The political response
Despite the massive corruption within the Palestinian Authority, and the treacherous role that Arafat has played, there is still no serious challenge to his position. Even though he faced widespread opposition, he was able to continue the ‘peace’ negotiations with Barak in January. He has already announced his willingness to meet with Sharon. His security forces continue to detain, torture and murder activists. Every policy he has adopted has turned into disaster for the Palestinian people. Yet there is no organised campaign to get rid of him and his corrupt coterie. Within the movement there is an impasse. The leadership of the Intifada lies with Fatah, which recognises Israel and accepts the concessions on land that Arafat made at Oslo. Fatah’s strategy is to force Israel into recognising a Palestinian state based on the West Bank and Gaza – a mere 22% of historical Palestine. Fatah does not dispute Israel’s right to the remaining 78%. In such circumstances it is not clear what would happen to the four million Palestinian refugees dispersed throughout the Middle East.

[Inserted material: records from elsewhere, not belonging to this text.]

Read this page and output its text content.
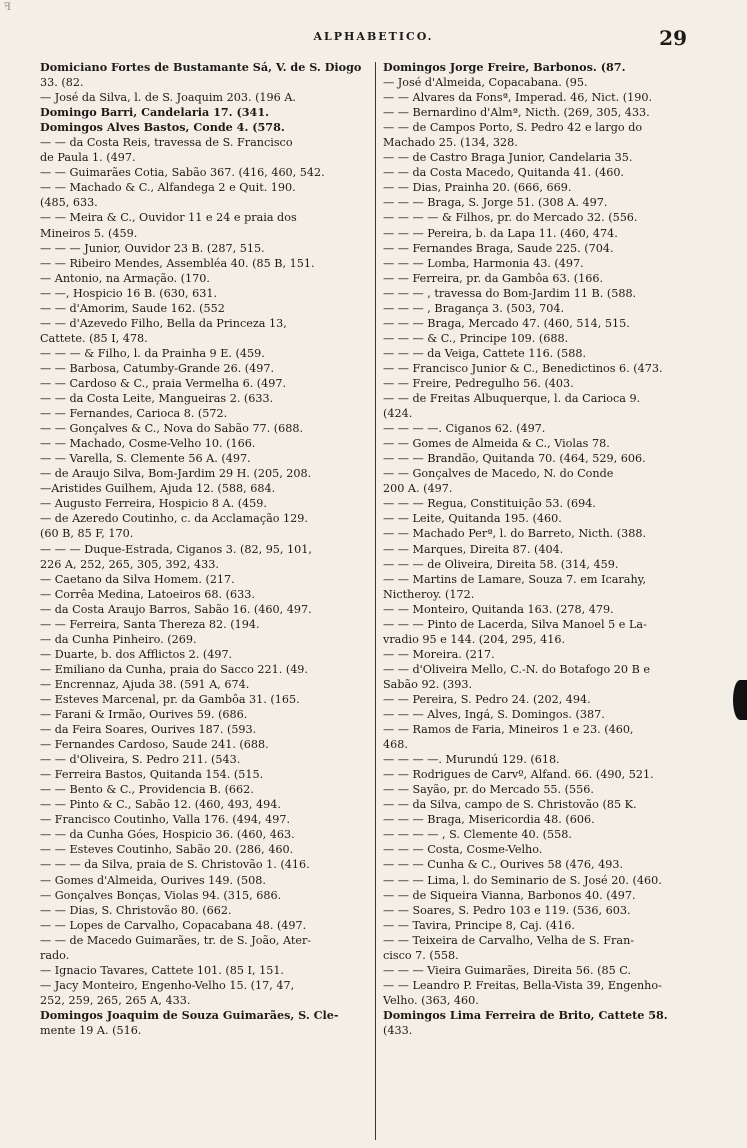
ꟻ
ALPHABETICO.	29
Domiciano Fortes de Bustamante Sá, V. de S. Diogo
33. (82.
— José da Silva, l. de S. Joaquim 203. (196 A.
Domingo Barri, Candelaria 17. (341.
Domingos Alves Bastos, Conde 4. (578.
— — da Costa Reis, travessa de S. Francisco
de Paula 1. (497.
— — Guimarães Cotia, Sabão 367. (416, 460, 542.
— — Machado & C., Alfandega 2 e Quit. 190.
(485, 633.
— — Meira & C., Ouvidor 11 e 24 e praia dos
Mineiros 5. (459.
— — — Junior, Ouvidor 23 B. (287, 515.
— — Ribeiro Mendes, Assembléa 40. (85 B, 151.
— Antonio, na Armação. (170.
— —, Hospicio 16 B. (630, 631.
— — d'Amorim, Saude 162. (552
— — d'Azevedo Filho, Bella da Princeza 13,
Cattete. (85 I, 478.
— — — & Filho, l. da Prainha 9 E. (459.
— — Barbosa, Catumby-Grande 26. (497.
— — Cardoso & C., praia Vermelha 6. (497.
— — da Costa Leite, Mangueiras 2. (633.
— — Fernandes, Carioca 8. (572.
— — Gonçalves & C., Nova do Sabão 77. (688.
— — Machado, Cosme-Velho 10. (166.
— — Varella, S. Clemente 56 A. (497.
— de Araujo Silva, Bom-Jardim 29 H. (205, 208.
—Aristides Guilhem, Ajuda 12. (588, 684.
— Augusto Ferreira, Hospicio 8 A. (459.
— de Azeredo Coutinho, c. da Acclamação 129.
(60 B, 85 F, 170.
— — — Duque-Estrada, Ciganos 3. (82, 95, 101,
226 A, 252, 265, 305, 392, 433.
— Caetano da Silva Homem. (217.
— Corrêa Medina, Latoeiros 68. (633.
— da Costa Araujo Barros, Sabão 16. (460, 497.
— — Ferreira, Santa Thereza 82. (194.
— da Cunha Pinheiro. (269.
— Duarte, b. dos Afflictos 2. (497.
— Emiliano da Cunha, praia do Sacco 221. (49.
— Encrennaz, Ajuda 38. (591 A, 674.
— Esteves Marcenal, pr. da Gambôa 31. (165.
— Farani & Irmão, Ourives 59. (686.
— da Feira Soares, Ourives 187. (593.
— Fernandes Cardoso, Saude 241. (688.
— — d'Oliveira, S. Pedro 211. (543.
— Ferreira Bastos, Quitanda 154. (515.
— — Bento & C., Providencia B. (662.
— — Pinto & C., Sabão 12. (460, 493, 494.
— Francisco Coutinho, Valla 176. (494, 497.
— — da Cunha Góes, Hospicio 36. (460, 463.
— — Esteves Coutinho, Sabão 20. (286, 460.
— — — da Silva, praia de S. Christovão 1. (416.
— Gomes d'Almeida, Ourives 149. (508.
— Gonçalves Bonças, Violas 94. (315, 686.
— — Dias, S. Christovão 80. (662.
— — Lopes de Carvalho, Copacabana 48. (497.
— — de Macedo Guimarães, tr. de S. João, Ater-
rado.
— Ignacio Tavares, Cattete 101. (85 I, 151.
— Jacy Monteiro, Engenho-Velho 15. (17, 47,
252, 259, 265, 265 A, 433.
Domingos Joaquim de Souza Guimarães, S. Cle-
mente 19 A. (516.
Domingos Jorge Freire, Barbonos. (87.
— José d'Almeida, Copacabana. (95.
— — Alvares da Fonsª, Imperad. 46, Nict. (190.
— — Bernardino d'Almª, Nicth. (269, 305, 433.
— — de Campos Porto, S. Pedro 42 e largo do
Machado 25. (134, 328.
— — de Castro Braga Junior, Candelaria 35.
— — da Costa Macedo, Quitanda 41. (460.
— — Dias, Prainha 20. (666, 669.
— — — Braga, S. Jorge 51. (308 A. 497.
— — — — & Filhos, pr. do Mercado 32. (556.
— — — Pereira, b. da Lapa 11. (460, 474.
— — Fernandes Braga, Saude 225. (704.
— — — Lomba, Harmonia 43. (497.
— — Ferreira, pr. da Gambôa 63. (166.
— — — , travessa do Bom-Jardim 11 B. (588.
— — — , Bragança 3. (503, 704.
— — — Braga, Mercado 47. (460, 514, 515.
— — — & C., Principe 109. (688.
— — — da Veiga, Cattete 116. (588.
— — Francisco Junior & C., Benedictinos 6. (473.
— — Freire, Pedregulho 56. (403.
— — de Freitas Albuquerque, l. da Carioca 9.
(424.
— — — —. Ciganos 62. (497.
— — Gomes de Almeida & C., Violas 78.
— — — Brandão, Quitanda 70. (464, 529, 606.
— — Gonçalves de Macedo, N. do Conde
200 A. (497.
— — — Regua, Constituição 53. (694.
— — Leite, Quitanda 195. (460.
— — Machado Perª, l. do Barreto, Nicth. (388.
— — Marques, Direita 87. (404.
— — — de Oliveira, Direita 58. (314, 459.
— — Martins de Lamare, Souza 7. em Icarahy,
Nictheroy. (172.
— — Monteiro, Quitanda 163. (278, 479.
— — — Pinto de Lacerda, Silva Manoel 5 e La-
vradio 95 e 144. (204, 295, 416.
— — Moreira. (217.
— — d'Oliveira Mello, C.-N. do Botafogo 20 B e
Sabão 92. (393.
— — Pereira, S. Pedro 24. (202, 494.
— — — Alves, Ingá, S. Domingos. (387.
— — Ramos de Faria, Mineiros 1 e 23. (460,
468.
— — — —. Murundú 129. (618.
— — Rodrigues de Carvº, Alfand. 66. (490, 521.
— — Sayão, pr. do Mercado 55. (556.
— — da Silva, campo de S. Christovão (85 K.
— — — Braga, Misericordia 48. (606.
— — — — , S. Clemente 40. (558.
— — — Costa, Cosme-Velho.
— — — Cunha & C., Ourives 58 (476, 493.
— — — Lima, l. do Seminario de S. José 20. (460.
— — de Siqueira Vianna, Barbonos 40. (497.
— — Soares, S. Pedro 103 e 119. (536, 603.
— — Tavira, Principe 8, Caj. (416.
— — Teixeira de Carvalho, Velha de S. Fran-
cisco 7. (558.
— — — Vieira Guimarães, Direita 56. (85 C.
— — Leandro P. Freitas, Bella-Vista 39, Engenho-
Velho. (363, 460.
Domingos Lima Ferreira de Brito, Cattete 58.
(433.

At issue are not just the goals of the struggle, but also the means. Whilst the mass of the Palestinian people support the continuation of armed resistance there are forces which do not. The professionals opposing the blockade of Bir Zeit university are amongst them, as they tried to keep the youth away from their protest: ‘Many people are beginning to understand the usefulness of popular, non-violent movements and demonstrations. I hope this really will continue.’ said Abdul Jawad Saleh a member of the Palestinian Legislative Council who was at the demonstration. Edward Said, a determined opponent of Arafat’s leadership and his treachery at Oslo, argues the need ‘to chart a course forward that links together opposition to occupation, to exile and to racial discrimination’, which is undoubtedly right. But he also says that ‘old slogans like “a Palestinian state” or “Jerusalem our capital” have brought us to this impasse’ (in Al Ahram December 2000), a statement which completely ignores the class dimension of Arafat’s leadership. Said also counterposes mass mobilisation to the armed struggle. He seeks a particular role for the enlightened middle class – those ‘professionals, intellectuals, teachers, doctors and so on – who have the power of expression and the means to do so who have still not put enough pressure on the leadership to make it responsive to the situation’. What must soon develop is a political force which can represent a different standpoint – that of the working class and the oppressed.